People v. Wilson

*374Judgment, Supreme Court, New York County (Bruce Allen, J.), rendered October 4, 2002, convicting defendant, after a jury trial, of gang assault in the second degree and criminal possession of a controlled substance in the second and third degrees, and sentencing him, as a second felony offender, to an aggregate term of eight years to life, unanimously affirmed.

The court properly denied defendant’s suppression motion. There is no basis for disturbing the court’s credibility determinations, which are supported by the record (see People v Prochilo, 41 NY2d 759, 761 [1977]). After arresting defendant for assaulting an employee of the garage at which defendant had parked a car, and after the garage staff refused to take responsibility for the car and requested that it be removed, the police lawfully impounded the car, ultimately resulting in the lawful recovery of drugs (see Colorado v Bertine, 479 US 367, 372, 375-376 [1987]). The police had, at the very least, reason to believe that the car was no longer licensed to remain in the garage, and they knew there was no one present to drive it away. Moreover, defendant himself expressed concern about the car, and when the police replied that they were impounding the car, defendant neither objected nor suggested an alternative.

We have considered and rejected defendant’s remaining arguments on the suppression issue.

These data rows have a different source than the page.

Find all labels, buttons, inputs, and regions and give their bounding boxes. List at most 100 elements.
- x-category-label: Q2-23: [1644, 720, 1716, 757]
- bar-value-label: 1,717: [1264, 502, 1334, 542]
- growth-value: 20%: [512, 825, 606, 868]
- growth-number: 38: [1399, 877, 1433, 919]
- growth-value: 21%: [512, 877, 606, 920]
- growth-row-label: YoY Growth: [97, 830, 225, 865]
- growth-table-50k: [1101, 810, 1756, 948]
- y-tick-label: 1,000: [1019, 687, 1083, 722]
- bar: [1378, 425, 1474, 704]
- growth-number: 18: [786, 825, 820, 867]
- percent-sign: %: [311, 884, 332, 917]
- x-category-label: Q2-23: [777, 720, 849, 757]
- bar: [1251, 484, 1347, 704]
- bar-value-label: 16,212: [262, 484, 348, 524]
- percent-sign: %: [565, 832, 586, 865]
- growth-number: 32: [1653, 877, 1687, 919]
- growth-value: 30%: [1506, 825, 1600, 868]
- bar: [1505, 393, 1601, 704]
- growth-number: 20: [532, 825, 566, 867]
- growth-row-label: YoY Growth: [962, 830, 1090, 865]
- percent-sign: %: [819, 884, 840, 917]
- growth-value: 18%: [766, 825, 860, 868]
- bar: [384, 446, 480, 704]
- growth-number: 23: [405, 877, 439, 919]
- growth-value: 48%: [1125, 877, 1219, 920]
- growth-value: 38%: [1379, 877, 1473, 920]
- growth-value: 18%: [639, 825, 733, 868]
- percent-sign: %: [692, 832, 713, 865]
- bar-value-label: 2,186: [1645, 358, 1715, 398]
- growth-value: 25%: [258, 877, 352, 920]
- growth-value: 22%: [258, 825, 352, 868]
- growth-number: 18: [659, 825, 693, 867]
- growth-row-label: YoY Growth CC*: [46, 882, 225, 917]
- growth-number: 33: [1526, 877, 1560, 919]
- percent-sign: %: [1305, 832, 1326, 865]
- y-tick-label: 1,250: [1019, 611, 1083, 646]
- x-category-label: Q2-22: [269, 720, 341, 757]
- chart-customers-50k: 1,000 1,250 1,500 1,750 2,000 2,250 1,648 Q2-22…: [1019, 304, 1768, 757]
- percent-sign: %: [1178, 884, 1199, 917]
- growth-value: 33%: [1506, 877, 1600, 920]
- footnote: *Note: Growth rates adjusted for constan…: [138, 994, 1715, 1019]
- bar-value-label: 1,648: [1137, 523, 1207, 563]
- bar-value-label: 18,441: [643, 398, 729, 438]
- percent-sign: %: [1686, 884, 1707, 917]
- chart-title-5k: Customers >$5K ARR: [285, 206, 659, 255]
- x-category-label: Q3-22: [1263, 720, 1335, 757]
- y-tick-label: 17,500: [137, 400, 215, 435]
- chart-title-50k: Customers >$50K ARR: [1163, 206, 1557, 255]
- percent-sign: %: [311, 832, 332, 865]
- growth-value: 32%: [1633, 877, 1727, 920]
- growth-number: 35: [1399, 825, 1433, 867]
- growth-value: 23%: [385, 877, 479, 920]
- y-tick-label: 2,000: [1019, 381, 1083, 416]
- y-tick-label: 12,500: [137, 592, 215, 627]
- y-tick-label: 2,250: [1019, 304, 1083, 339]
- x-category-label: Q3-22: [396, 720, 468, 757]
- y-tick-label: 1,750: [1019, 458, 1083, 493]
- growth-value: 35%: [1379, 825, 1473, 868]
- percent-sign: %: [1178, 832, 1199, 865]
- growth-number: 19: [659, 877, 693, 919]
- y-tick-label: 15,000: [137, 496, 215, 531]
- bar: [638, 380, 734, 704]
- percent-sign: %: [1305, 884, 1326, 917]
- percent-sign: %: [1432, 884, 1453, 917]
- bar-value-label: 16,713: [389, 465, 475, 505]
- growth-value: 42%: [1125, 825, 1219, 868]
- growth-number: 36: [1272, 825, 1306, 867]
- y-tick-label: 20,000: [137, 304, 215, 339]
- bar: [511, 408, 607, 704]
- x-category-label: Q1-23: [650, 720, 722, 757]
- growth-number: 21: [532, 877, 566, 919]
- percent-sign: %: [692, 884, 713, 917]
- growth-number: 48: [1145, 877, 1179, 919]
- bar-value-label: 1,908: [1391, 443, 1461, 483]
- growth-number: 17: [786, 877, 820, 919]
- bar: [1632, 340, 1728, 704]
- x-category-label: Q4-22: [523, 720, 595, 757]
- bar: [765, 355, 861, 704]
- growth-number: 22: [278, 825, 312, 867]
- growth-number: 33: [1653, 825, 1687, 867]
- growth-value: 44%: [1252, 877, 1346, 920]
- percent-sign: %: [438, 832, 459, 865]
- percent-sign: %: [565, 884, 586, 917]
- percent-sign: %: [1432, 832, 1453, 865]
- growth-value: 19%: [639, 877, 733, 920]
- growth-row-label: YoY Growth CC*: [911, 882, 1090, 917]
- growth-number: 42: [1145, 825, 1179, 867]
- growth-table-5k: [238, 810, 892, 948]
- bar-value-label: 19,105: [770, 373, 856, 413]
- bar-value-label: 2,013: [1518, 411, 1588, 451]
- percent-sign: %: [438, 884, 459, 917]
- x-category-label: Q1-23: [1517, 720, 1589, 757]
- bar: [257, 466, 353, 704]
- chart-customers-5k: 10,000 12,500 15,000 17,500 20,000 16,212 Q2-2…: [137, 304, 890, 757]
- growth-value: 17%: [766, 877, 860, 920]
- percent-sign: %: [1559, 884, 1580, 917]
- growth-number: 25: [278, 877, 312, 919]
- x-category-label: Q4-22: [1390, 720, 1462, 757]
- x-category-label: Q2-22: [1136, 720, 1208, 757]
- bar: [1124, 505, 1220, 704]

Defendant’s ineffective assistance of counsel claim is unreviewable on direct appeal because it primarily involves factual assertions outside the record involving matters of strategy, trial preparation and evidence-gathering, as well as matters turning on the contents of unrecorded sidebar colloquies (see People v Rivera, 71 NY2d 705, 709 [1988]; People v Love, 57 NY2d 998 [1982]). To the extent the existing record permits review, it establishes that defendant received effective assistance under the state and federal standards (see People v Benevento, 91 NY2d 708, 713-714 [1998]; see also Strickland v Washington, 466 US 668 [1984]). There is no indication that any of trial counsel’s alleged omissions would have affected the verdict.

Defendant’s remaining contentions are unpreserved and we decline to review them in the interest of justice. Were we to review these claims, we would reject them. Concur—Mazzarelli, J.P., Friedman, Marlow and Nardelli, JJ.